Réunis à Brazzaville, les acteurs de la société civile ont défini une stratégie commune pour renforcer la légalité forestière et peser davantage dans les négociations climatiques internationales.

Une vingtaine d’organisations de la société civile congolaise se sont réunies, le 23 mars 2026 à Brazzaville, à l’initiative du Groupe d’experts sur la synergie des organisations et plateformes de la société civile (GESOP).
Objectif, faire le point sur la gouvernance forestière, évaluer les actions menées en 2025 et définir les priorités stratégiques pour 2026, dans un contexte marqué par l’urgence climatique et les exigences accrues de transparence.
Au cœur des travaux, la validation d’une note d’analyse sur les grilles de légalité forestière, un outil central dans la mise en œuvre de l’Accord de partenariat volontaire FLEGT (APV-FLEGT) entre le Congo et l’Union européenne.
Un plaidoyer structuré et coordonné
À l’ouverture des travaux, Christian Mounzeo, président de la Rencontre pour la paix et les droits de l’homme (RPDH), a salué l’appui des partenaires techniques et financiers, notamment l’ONG Fern et le gouvernement britannique à travers le projet « Forêt, Gouvernance, Marché et Climat » (FGMC). « Ce projet vise à consolider la bonne gouvernance et à lutter contre les pratiques illégales dans le secteur forestier », a-t-il souligné.
Les participants ont insisté sur la nécessité d’un plaidoyer plus structuré et coordonné, en lien avec les grandes initiatives internationales telles que la CAFI, l’ITIE ou encore les Contributions déterminées au niveau national (CDN).

Partenariat UE-CONGO : une mise à jour attendue
L’atelier a également permis de faire le point sur les avancées du partenariat forestier entre la République du Congo et l’Union européenne.
Encore en phase de consolidation, ce mécanisme vise à renforcer la gestion durable des forêts, améliorer la traçabilité du bois et lutter contre l’exploitation illégale.
Pour les acteurs de la société civile, l’enjeu est clair : jouer un rôle plus actif dans le suivi et l’évaluation de ce partenariat, afin d’en garantir l’efficacité.

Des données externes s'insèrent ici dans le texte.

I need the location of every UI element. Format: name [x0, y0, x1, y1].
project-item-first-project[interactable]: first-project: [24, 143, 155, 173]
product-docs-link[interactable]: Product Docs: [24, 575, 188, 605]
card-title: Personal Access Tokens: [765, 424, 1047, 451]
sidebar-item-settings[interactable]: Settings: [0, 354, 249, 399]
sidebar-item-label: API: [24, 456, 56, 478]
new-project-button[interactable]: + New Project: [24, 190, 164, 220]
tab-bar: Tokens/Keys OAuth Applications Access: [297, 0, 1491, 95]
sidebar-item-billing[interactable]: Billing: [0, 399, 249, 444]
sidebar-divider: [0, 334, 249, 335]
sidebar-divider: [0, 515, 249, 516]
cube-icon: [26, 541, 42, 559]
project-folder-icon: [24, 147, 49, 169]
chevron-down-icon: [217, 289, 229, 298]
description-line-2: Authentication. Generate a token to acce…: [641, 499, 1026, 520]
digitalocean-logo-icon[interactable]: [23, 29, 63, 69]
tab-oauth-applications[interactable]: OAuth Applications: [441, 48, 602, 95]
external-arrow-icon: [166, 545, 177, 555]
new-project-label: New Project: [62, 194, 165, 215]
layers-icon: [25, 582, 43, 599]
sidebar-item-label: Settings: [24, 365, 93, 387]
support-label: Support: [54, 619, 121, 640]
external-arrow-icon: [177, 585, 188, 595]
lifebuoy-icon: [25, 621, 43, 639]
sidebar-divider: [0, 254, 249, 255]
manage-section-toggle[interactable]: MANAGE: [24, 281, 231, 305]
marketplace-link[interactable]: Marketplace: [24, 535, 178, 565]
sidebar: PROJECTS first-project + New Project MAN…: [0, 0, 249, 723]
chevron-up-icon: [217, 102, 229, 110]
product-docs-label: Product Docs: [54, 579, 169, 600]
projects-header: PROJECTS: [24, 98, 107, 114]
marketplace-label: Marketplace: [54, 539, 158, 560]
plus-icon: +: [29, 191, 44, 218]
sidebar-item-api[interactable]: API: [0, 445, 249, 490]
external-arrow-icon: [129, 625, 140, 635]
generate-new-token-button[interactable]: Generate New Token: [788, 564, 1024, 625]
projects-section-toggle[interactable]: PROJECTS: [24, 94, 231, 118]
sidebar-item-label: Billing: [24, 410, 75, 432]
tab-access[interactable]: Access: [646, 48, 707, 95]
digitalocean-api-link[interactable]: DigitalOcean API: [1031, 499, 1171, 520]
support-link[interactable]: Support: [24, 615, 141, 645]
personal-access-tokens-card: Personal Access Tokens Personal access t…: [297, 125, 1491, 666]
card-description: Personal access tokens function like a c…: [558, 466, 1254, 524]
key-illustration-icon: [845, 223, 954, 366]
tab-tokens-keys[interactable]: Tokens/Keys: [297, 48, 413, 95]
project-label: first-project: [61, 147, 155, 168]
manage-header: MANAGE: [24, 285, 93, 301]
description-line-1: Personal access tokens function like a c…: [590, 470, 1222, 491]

Les discussions se sont élargies aux conclusions de la COP30, notamment autour de nouveaux mécanismes comme le Tropical Forest Forever Facility (TFFF), qui pourrait offrir des opportunités de financement pour les pays forestiers.
La filière cacao a également été abordée, avec un accent sur les enjeux de durabilité et les perspectives économiques pour les communautés locales.
Cap sur la COP31 et les réformes à venir
En ligne de mire : la COP31 prévue en Éthiopie. Les organisations entendent y porter une voix plus forte et mieux coordonnée.
« Nous devons identifier clairement nos priorités de plaidoyer », a insisté un responsable du GESOP.
À l’issue de cet atelier, plusieurs recommandations devraient alimenter la prochaine réunion politique du partenariat UE-Congo et orienter les actions de la société civile pour l’année 2026.